С тех пор подобное стало происходить регулярно. Галя, не шевелясь, лежала на лавке и напряженно ждала условленного знака в виде царапанья ветки или тюканья совы сплюшки. Бесшумно поднималась, набрасывала свиту и выходила на улицу. Пряталась с возлюбленным в хлеву, в конюшне, на чердаке. Всякий раз честно ждала погружения в сон домочадцев. Свекровь спать не могла и только притворялась спящей, умирая каждую ночь и воскресая каждое утро. Рыдала на печи, уткнувшись лицом в подушку. Она ничего не могла поделать и боялась выплеснуть свой грех на люди. Конечно же, свой… Ведь это происходило в ее доме, на ее тканых простынях.
В Маутхаузен пришло первое утро. Солнце беспомощно барахталось в углу небосвода и пыталось раскрасить в оранжевый кварталы СС и лагерную тюрьму. Заключенные толпились на плацу в ожидании переклички. Живые кричали: «Есть». Мертвые дружно молчали. Проснувшиеся завидовали навсегда уснувшим. Ходящие по земле – обретшим покой под землей.
Первые несколько дней прибывшие находились на карантине. Над ними особо не измывались, не приглашали в душегубку, не устраивали ледяной душ и не заставляли ползать вокруг барака по-пластунски. С самого утра бедняги получили по кружке отвратительного кофе и по колечку фиолетовой колбасы и с ужасом наблюдали, как костлявых, с усохшими грудными клетками и тонкими лебедиными шеями мужчин гонят на работы. Их безостановочно дубасили палками, кирками, черенками лопат. В этот момент Василий опять услышал голос, будоражащий мозг. Оглянулся. Никого. Решил, что окончательно спятил:
– Старайся жевать долго. Корку хлеба всегда оставляй на утро, так как утром самый злой голод. Когда идешь на работу, пытайся занять место посередине. Там теплее и не достанут удары. Каждую свободную минуту что-то делай. Копай, перекладывай с места на место камни, суетись.
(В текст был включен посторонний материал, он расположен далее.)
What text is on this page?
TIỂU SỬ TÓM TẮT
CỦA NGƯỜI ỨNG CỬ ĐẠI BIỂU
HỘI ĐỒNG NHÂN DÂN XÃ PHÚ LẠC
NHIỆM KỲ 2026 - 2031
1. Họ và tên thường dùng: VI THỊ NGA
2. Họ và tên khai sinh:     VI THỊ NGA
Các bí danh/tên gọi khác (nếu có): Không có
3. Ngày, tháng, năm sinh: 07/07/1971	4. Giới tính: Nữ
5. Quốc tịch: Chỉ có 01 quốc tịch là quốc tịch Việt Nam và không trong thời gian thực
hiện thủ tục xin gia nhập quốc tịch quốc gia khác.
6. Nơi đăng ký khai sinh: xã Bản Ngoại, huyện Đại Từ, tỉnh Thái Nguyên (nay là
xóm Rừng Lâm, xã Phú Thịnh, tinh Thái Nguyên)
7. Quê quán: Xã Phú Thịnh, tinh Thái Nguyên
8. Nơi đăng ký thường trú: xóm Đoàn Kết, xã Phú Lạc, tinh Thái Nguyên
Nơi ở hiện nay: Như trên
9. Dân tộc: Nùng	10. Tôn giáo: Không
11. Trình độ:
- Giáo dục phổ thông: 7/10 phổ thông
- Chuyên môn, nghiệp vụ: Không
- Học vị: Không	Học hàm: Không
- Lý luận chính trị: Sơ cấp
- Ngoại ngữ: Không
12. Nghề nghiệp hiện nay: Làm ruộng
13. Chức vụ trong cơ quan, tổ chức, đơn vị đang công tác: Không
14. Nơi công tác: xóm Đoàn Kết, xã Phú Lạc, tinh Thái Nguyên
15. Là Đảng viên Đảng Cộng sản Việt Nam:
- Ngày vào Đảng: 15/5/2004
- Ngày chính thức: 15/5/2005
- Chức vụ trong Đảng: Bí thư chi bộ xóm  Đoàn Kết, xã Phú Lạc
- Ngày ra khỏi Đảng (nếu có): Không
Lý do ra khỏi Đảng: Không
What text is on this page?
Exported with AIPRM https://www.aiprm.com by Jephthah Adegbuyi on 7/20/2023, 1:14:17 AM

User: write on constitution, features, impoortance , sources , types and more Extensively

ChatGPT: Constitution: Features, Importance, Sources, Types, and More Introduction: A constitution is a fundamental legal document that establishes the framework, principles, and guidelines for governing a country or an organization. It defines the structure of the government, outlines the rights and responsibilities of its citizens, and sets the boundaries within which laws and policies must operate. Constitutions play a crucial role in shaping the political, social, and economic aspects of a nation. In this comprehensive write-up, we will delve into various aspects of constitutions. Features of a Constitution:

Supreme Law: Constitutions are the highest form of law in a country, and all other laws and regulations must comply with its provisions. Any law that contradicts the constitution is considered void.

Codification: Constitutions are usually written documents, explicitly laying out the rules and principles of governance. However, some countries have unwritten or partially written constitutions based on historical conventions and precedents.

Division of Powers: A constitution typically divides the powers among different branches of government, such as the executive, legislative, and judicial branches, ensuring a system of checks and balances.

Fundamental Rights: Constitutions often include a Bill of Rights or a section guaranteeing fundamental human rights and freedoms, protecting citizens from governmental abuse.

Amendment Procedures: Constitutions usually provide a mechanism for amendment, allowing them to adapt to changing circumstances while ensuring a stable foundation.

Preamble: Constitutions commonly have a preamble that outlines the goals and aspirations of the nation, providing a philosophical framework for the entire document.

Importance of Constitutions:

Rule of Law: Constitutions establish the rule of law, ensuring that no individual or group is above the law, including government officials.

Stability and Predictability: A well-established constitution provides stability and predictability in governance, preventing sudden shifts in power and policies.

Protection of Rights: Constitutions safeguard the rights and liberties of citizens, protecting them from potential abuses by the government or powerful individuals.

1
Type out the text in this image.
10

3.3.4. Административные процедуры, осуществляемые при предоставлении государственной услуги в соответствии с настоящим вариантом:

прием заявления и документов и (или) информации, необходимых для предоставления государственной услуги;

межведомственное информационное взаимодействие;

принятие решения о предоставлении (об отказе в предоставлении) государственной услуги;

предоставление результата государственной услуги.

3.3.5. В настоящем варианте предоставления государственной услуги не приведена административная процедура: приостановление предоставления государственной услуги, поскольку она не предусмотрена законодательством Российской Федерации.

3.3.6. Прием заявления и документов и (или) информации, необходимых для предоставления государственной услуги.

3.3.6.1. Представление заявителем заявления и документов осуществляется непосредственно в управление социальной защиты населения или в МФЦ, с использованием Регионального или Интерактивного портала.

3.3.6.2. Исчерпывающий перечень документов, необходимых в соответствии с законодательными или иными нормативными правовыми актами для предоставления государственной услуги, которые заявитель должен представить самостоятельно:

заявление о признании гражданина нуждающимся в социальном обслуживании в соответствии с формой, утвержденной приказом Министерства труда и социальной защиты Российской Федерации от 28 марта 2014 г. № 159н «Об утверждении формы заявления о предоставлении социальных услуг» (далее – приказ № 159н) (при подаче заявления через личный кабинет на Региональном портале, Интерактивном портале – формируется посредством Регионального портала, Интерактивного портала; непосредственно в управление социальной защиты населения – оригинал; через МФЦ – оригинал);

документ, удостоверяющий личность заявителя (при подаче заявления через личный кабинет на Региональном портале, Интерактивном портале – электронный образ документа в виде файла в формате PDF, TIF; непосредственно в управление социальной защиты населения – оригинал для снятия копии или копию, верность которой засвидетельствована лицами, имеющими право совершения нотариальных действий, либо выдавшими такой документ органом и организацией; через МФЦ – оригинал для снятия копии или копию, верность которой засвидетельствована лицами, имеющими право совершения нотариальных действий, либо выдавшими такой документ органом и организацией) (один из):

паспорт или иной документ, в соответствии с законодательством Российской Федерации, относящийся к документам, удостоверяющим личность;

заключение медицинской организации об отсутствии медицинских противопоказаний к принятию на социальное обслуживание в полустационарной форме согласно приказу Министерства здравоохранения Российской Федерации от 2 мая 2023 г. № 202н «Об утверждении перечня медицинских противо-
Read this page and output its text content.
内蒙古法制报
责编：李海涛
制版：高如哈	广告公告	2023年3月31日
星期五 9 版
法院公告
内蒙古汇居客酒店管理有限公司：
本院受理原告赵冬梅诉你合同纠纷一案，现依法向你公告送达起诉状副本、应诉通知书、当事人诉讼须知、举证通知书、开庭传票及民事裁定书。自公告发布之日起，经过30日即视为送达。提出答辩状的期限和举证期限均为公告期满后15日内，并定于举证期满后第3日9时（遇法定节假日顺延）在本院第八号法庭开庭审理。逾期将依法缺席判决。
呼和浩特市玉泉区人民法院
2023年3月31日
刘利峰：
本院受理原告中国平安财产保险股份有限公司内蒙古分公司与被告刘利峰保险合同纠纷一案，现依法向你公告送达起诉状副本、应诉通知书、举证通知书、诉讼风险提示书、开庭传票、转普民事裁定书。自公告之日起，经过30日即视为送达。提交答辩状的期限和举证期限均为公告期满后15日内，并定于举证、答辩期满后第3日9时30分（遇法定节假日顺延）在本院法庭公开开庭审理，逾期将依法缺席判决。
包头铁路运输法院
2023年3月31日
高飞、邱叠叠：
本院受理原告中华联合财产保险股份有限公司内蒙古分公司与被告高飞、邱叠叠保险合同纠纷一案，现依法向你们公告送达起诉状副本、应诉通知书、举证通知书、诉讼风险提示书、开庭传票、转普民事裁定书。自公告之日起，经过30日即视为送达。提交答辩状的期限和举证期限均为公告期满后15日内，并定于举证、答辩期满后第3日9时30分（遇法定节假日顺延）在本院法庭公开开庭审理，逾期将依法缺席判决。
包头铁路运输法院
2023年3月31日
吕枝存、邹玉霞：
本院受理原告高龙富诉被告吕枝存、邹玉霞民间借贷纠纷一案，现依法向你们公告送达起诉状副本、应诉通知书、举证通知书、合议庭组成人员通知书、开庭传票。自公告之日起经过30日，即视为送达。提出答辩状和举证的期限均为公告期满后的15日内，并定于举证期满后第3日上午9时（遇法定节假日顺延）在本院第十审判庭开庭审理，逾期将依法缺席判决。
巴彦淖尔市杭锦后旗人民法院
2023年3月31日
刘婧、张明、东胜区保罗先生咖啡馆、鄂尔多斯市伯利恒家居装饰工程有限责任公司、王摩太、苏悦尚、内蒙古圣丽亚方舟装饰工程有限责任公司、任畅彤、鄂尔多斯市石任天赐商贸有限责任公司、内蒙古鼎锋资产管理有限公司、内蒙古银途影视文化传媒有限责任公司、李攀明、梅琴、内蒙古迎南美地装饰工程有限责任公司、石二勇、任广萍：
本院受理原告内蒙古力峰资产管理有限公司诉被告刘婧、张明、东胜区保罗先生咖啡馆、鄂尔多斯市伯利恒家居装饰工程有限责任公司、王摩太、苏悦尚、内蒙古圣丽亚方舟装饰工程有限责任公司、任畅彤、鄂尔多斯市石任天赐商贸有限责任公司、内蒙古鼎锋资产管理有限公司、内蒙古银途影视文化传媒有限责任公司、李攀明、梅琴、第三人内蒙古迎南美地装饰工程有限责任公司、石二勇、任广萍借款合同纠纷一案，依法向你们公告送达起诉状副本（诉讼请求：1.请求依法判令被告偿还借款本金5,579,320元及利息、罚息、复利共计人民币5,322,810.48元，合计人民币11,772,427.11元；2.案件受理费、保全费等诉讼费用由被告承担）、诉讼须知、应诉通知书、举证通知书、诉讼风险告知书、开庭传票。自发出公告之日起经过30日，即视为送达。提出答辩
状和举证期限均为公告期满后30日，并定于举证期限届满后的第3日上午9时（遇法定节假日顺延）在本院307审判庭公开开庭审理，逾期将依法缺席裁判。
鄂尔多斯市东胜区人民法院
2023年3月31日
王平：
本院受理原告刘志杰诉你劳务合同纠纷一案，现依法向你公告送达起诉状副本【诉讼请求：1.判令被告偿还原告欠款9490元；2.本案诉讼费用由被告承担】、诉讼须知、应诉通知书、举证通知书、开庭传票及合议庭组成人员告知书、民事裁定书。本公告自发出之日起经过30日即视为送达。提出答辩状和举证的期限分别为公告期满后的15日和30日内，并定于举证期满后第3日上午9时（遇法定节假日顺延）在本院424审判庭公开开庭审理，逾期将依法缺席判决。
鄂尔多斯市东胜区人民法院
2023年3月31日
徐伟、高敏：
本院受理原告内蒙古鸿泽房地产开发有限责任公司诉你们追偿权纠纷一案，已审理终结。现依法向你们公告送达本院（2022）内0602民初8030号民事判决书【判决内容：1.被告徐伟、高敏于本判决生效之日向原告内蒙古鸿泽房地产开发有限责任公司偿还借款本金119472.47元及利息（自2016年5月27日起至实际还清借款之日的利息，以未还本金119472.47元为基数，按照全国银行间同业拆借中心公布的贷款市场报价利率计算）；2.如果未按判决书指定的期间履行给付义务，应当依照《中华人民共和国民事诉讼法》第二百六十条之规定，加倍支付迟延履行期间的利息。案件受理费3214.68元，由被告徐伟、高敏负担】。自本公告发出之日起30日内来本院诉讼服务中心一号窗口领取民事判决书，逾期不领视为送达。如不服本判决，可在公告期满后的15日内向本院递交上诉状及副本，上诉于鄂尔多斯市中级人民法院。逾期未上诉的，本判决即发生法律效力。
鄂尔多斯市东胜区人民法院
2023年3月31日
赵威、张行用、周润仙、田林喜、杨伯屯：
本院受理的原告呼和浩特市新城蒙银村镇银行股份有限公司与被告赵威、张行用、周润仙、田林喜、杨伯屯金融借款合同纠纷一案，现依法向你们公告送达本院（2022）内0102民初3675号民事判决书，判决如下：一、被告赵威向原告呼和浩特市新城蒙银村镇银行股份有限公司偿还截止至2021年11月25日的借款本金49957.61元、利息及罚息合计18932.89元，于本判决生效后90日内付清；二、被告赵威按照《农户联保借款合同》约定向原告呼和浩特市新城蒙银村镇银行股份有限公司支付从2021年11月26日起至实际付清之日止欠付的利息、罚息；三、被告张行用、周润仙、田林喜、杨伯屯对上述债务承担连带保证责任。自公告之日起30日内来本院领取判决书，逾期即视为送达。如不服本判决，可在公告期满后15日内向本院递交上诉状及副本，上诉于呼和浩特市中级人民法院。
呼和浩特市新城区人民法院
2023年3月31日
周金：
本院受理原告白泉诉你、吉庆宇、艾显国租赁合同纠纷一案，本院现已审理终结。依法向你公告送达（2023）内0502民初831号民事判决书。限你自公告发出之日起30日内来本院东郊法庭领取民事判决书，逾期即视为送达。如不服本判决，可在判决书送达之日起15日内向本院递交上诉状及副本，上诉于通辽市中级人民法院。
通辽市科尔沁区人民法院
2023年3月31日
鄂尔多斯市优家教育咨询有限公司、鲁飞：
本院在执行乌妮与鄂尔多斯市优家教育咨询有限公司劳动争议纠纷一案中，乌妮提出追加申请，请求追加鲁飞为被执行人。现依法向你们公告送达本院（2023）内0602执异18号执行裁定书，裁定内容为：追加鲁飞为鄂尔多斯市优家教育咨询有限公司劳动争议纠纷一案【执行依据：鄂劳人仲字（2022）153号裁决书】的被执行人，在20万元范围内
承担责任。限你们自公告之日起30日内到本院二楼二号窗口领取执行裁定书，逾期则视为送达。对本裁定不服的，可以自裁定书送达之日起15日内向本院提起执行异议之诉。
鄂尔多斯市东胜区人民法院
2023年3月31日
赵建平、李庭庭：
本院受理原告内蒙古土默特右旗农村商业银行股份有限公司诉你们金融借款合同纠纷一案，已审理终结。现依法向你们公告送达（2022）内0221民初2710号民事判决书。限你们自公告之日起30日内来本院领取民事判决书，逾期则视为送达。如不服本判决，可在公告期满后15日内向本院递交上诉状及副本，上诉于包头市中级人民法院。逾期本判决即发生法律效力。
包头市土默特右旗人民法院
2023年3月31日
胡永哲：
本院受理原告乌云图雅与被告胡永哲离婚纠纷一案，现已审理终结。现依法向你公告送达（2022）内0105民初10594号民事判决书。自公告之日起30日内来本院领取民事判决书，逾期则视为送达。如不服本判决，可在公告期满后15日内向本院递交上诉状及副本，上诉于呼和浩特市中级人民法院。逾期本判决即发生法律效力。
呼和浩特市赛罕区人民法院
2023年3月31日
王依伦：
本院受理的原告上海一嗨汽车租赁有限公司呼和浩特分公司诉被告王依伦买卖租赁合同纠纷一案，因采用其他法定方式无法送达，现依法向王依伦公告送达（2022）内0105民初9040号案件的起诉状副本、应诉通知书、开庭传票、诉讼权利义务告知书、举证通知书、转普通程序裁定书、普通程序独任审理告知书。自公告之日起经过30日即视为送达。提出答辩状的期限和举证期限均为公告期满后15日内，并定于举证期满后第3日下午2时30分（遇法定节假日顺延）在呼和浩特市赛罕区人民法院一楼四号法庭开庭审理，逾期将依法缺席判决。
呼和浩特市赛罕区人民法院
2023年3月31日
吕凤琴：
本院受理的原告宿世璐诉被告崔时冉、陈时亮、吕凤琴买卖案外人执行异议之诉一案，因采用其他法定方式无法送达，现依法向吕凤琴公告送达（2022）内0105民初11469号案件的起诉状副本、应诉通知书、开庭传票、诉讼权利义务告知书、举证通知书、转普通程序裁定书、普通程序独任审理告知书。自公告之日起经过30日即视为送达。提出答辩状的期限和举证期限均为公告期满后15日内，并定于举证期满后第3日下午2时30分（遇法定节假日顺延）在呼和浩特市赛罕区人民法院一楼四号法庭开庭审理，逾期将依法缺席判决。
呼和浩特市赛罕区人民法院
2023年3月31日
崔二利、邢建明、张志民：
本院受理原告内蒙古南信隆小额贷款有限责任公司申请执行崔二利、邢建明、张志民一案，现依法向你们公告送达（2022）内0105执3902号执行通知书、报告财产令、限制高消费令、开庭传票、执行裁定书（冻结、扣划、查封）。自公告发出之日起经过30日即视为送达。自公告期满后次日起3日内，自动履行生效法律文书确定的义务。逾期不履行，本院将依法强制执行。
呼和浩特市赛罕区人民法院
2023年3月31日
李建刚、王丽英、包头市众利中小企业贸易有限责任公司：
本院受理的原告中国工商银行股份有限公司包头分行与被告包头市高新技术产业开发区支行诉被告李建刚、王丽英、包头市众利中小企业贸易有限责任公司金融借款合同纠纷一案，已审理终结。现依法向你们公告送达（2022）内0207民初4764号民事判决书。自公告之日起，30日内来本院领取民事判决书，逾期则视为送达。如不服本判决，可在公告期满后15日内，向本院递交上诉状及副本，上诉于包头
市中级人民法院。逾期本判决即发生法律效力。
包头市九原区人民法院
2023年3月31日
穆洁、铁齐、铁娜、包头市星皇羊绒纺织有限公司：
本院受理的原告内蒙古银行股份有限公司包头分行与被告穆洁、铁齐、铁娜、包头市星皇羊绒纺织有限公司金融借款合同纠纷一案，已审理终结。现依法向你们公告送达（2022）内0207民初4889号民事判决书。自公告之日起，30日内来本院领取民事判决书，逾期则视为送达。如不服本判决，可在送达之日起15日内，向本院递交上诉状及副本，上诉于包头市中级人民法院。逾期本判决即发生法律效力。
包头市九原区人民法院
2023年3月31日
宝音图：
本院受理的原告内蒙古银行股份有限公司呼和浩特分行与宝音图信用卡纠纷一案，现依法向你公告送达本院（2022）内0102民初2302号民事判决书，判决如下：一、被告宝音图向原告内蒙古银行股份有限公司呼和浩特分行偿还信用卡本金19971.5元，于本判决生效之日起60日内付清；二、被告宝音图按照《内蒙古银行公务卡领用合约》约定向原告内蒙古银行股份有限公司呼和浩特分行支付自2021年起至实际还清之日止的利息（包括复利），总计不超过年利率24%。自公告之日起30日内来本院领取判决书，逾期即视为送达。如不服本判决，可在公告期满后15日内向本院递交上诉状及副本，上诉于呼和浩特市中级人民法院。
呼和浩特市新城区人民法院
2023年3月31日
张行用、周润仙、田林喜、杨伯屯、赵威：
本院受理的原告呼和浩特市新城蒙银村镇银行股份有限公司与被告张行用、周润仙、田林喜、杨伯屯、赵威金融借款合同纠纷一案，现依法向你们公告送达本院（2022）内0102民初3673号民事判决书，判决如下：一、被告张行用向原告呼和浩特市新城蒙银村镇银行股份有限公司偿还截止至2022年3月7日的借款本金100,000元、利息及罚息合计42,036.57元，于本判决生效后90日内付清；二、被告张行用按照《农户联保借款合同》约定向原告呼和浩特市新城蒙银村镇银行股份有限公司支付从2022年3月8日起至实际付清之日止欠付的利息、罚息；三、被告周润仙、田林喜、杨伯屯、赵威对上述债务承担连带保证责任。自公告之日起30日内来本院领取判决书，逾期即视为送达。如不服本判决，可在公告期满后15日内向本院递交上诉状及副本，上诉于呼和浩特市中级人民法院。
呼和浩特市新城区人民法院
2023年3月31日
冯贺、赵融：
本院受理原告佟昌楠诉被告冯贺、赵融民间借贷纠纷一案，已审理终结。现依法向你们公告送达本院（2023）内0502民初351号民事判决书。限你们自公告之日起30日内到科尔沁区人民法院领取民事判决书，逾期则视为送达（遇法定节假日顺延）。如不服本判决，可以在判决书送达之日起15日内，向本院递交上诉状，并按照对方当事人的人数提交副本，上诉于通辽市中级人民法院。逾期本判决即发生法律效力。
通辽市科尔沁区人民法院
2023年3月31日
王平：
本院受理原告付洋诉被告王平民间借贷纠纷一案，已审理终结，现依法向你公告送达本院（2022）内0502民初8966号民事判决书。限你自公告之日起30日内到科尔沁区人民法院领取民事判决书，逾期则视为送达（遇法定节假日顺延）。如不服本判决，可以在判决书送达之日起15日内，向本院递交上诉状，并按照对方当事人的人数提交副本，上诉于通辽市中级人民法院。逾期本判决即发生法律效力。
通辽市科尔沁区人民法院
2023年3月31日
Остановившийся отдохнуть пленник – объект для очередных издевательств и претендент на тот свет.
Голос, звучащий то в правом, то в левом ухе, поставил точку, свернулся в клубок и прыгнул с обрыва в длинную дунайскую воду, уступающую по протяженности лишь Волге.
На следующий день пленных заставили маршировать. От деревянных колодок тотчас надулись кровавые волдыри и заскрежетали колени. Со временем офицер заскучал и сочинил другую, не менее странную экзекуцию. По его команде следовало сесть на снег и не шевелиться минут пять-шесть. Моргнувшие, чихнувшие или чуть глубже вздохнувшие лишались обеда. Под конец все тот же «шутник» потребовал подбрасывать и ловить шапки, ползать на четвереньках, принимать упор лежа. Затем его фантазия исчерпалась, и наступил полдень.
Василий сел на плац и осмотрелся. Отметил метры колючей проволоки, несколько пулеметных вышек, сплошной нескончаемый бетон. Предвесеннее небо, кажущееся неестественно синим и неуместно праздничным. Первый барак, помещение для капо, бордель и столовую. Чуть дальше – еврейский барак. Шестой и одиннадцатый. Прачечную. За прачечной – кухню. За кухней – тюрьму в тюрьме или, другими словами, бункер, в котором одна из комнат под завязку забита детскими горшками. За ним – лазарет. Неподалеку зевал охранник и буднично ел конфету. Небрежно шуршал золотым фантиком и невнимательно перекладывал с одной щеки за другую прозрачную карамельку. Парень внутренне возмутился. Конфету нужно смаковать медленно, с закрытыми глазами, поминутно доставая изо рта, чтобы она раньше времени не закончилась.
Через неделю карантина их перевели в барак с трехэтажными нарами размером два на два метра. Без матрасов, тюфяков, подушек. На голых досках размещались по девять человек и делили между собой два жалких одеяла. Пленные ложились на бок и, как ни странно, засыпали. Даже вздрагивающие в мирное время от комариного писка и монолога второго петуха смотрели десятый сон, невзирая на голод, страх и мощный храп товарищей.
Слева от лагеря вилась тропинка в гранитный карьер, в котором добывали камень для строительства нового Линца – города юности фюрера. Гитлер после блестящей победы в войне рассчитывал провести в нем вторую часть жизни и для этого жаждал обновлений в виде отеля-небоскреба, стадиона и множества административных и жилых зданий. Планировал затмить по красоте саму Вену, Будапешт и Прагу, но для строительства требовались тонны гранита и тысячи бесплатных спин.